While maintaining a strong connection to profitability
The regression analysis predicts a strong relationship between bank valuation and profitability. North American banks, in particular, are seeing higher valuations due to higher profitability, which is mostly influenced by diversification in market operations (e.g. investment banking services), with RONAV of 11.4 per cent on average, compared to 10.9 per cent and 7.5 per cent for Asian and European banks, respectively. At a regional basis, assuming a RONAV of 10%, the inferred P/RONAV in North America, Europe, and Asia, respectively, is 1.0x, 0.8x, and 0.5x.
What are the long-term implications of the crisis?
While it is too early to make definitive forecasts regarding the long-term impact of the Covid-19 crisis on the banking system, certain patterns are already apparent:
For instance, low-interest rates, which are near to zero or even negative, are here to last for the far future. This will undoubtedly bring more strain on bank profits.
Second, the movement toward digitization could accelerate even further, as social distancing becomes the norm, and personal transactions between banks and clients become even more expensive. This may mean more branches closing and a greater emphasis on phone and internet banking.

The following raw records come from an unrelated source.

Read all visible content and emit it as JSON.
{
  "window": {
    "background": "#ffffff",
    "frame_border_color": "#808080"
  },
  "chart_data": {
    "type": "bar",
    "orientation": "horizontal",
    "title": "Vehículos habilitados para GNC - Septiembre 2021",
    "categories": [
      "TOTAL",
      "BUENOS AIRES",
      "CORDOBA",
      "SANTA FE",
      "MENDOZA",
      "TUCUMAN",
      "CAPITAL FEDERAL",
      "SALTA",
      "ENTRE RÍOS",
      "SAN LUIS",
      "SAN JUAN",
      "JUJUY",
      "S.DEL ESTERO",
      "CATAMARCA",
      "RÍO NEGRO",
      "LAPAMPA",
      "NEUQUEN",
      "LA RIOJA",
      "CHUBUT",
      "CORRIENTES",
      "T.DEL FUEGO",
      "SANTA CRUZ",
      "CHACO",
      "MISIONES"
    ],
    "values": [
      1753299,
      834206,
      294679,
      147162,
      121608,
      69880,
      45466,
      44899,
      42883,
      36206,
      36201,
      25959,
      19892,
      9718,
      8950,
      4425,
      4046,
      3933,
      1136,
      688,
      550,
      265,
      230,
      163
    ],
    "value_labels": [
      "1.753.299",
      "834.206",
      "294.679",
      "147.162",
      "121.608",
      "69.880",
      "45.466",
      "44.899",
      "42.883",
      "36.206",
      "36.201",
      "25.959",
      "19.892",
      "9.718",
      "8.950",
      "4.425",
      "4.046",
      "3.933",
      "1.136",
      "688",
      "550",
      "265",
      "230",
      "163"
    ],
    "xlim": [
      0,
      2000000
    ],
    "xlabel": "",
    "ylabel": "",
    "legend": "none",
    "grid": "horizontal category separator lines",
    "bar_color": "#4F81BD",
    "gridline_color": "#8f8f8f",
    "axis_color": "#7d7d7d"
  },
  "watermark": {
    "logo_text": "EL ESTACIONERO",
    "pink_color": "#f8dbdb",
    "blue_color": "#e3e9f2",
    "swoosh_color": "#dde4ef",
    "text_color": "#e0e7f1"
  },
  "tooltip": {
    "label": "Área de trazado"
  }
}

Third, the recession would exacerbate competition for banks from ‘fintech’ (financial technology companies), especially Big Tech companies like Alibaba or Tencent in China, and Facebook, Google, Apple, and Amazon in the West. These major web players are expected to emerge stronger from the recession, with a large cash pile and a strong role (and potentially a strong appetite) to grow into financial services. This might bring banks under even more competitive pressure in their main business lines.
These three patterns began before the pandemic, although they may become more prominent as a result of the crisis. As a result, we will see increased competitive strains on banks, requiring a creative response on their part.